The plan approved recently by the city council is to demolish the building, build a new structure and bring the well into compliance with federal and state regulations. Hodge said the city well does not comply with codes adopted through the years.
This includes such things as a requirement regarding how close the wellhead is to the floor. Right now, it is only three to four inches above the floor, while requirements dictate around 18 inches, he said.
The approved plan is to update the Freeport North Well to bring it into compliance and to add a backup generator.
"This plan addresses emergency needs as well," Hodge said, noting that the need to add a generator was identified in the emergency preparedness plan. "It can supply a minimal amount of water if need be. If there is a disaster, this is a central location where residents could come get water out to help them survive and get through the emergency."
If power were to go off, the city could operate the well with the generator. This will be the only well to have this feature right now.
Six contractors submitted bids.
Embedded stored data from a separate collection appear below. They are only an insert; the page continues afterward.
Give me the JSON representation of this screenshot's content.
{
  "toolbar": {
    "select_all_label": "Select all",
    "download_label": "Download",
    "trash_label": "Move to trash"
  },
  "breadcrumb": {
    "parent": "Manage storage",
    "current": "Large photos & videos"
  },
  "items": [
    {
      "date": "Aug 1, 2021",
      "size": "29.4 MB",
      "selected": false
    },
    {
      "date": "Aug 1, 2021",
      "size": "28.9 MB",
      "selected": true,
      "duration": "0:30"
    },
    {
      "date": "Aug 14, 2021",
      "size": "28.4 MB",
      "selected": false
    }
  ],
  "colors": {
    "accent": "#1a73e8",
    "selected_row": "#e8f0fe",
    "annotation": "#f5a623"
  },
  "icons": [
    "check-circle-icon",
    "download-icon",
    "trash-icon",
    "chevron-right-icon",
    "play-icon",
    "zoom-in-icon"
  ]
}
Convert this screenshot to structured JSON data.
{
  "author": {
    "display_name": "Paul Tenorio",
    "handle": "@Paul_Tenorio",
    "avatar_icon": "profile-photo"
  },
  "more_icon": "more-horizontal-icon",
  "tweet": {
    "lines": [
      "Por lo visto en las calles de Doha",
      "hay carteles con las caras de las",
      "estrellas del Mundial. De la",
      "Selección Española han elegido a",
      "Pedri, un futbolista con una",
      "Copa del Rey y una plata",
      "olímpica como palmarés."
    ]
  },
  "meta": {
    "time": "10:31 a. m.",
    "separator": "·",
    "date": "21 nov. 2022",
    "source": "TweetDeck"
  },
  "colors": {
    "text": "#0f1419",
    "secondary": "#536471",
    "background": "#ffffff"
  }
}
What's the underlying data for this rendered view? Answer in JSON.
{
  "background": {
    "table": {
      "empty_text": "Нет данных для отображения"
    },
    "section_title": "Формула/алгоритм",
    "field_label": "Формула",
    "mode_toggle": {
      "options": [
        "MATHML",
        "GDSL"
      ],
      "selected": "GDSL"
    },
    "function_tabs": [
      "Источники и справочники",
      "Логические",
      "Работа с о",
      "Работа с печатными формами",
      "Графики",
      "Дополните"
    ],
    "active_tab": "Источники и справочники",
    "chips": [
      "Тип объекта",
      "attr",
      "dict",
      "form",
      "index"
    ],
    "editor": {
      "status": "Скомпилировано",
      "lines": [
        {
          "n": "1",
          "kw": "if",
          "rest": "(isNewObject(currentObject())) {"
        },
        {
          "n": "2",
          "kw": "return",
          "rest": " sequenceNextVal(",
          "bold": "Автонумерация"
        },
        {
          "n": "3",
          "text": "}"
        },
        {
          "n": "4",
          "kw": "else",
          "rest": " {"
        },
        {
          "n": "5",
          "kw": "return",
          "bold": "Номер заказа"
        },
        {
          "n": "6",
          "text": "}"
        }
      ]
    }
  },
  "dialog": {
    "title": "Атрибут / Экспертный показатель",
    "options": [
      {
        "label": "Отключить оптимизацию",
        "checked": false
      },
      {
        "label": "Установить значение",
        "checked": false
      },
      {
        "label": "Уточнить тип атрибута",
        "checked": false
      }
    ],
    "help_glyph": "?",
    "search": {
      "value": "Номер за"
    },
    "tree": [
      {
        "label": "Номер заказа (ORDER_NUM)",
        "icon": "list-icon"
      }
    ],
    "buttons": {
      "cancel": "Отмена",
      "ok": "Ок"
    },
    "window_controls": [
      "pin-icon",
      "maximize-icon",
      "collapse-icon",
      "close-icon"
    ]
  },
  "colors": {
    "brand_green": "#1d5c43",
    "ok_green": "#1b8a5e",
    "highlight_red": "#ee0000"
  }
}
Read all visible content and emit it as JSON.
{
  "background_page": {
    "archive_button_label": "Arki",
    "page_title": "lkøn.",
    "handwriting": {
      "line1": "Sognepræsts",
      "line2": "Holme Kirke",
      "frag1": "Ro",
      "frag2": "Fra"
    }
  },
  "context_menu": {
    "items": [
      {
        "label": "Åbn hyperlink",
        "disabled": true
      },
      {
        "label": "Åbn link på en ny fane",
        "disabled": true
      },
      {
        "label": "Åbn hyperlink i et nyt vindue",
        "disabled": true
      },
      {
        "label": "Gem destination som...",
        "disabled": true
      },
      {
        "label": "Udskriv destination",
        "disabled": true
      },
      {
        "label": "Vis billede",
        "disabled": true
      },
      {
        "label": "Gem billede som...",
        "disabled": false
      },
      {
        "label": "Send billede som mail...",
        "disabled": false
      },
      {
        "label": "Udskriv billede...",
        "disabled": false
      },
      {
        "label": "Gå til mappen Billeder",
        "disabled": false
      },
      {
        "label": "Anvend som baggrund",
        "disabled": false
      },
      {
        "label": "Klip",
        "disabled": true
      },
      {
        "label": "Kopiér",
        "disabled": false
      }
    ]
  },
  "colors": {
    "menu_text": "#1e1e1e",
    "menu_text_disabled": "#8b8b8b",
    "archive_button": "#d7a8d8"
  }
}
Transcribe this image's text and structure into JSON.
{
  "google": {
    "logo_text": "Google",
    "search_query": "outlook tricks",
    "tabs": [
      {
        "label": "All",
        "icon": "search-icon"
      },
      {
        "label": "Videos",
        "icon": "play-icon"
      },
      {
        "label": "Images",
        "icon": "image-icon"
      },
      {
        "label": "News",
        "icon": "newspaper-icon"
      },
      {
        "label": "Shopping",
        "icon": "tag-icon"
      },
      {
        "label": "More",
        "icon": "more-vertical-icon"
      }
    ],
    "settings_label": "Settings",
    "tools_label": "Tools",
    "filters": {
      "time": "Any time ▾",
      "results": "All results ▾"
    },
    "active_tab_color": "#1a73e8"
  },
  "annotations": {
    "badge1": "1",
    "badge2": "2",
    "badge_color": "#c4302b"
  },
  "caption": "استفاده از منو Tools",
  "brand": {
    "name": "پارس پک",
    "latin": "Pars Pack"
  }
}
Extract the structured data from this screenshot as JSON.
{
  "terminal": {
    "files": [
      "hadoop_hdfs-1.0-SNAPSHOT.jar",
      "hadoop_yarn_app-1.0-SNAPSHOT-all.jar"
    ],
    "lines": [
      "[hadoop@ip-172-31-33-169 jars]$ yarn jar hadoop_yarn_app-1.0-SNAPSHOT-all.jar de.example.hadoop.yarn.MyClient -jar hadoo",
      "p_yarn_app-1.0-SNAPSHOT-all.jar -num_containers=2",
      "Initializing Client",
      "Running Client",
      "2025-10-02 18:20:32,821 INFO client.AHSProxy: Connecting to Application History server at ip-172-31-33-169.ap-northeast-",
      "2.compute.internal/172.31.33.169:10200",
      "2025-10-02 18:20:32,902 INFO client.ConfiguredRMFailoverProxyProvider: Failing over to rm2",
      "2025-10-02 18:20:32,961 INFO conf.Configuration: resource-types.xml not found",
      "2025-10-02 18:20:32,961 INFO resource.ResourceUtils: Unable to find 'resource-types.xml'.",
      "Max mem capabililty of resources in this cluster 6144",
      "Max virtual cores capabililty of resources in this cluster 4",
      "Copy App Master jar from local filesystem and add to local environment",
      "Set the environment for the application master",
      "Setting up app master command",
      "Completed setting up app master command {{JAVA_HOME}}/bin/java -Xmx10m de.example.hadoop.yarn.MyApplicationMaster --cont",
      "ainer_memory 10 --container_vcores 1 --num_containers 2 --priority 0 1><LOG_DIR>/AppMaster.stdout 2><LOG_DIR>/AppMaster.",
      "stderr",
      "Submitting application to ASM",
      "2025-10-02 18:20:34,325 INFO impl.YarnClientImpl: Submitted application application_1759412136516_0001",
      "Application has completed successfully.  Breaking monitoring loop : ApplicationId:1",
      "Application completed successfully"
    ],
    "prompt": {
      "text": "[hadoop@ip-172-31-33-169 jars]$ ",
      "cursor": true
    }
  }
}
The lowest bid from Kier Construction Corporation was deemed not acceptable because of two non-
The council approved the second-lowest bid from Counterpoint Construction for $256,685 with a contingency of $68,315.
Total project cost will be $326,000. Funding is coming out of the water enterprise budget.
Other submitted bids ranged to a high of $298,900 from Gerber Construction, Inc.
With bid approval, work can be begin any time on the well and the structure.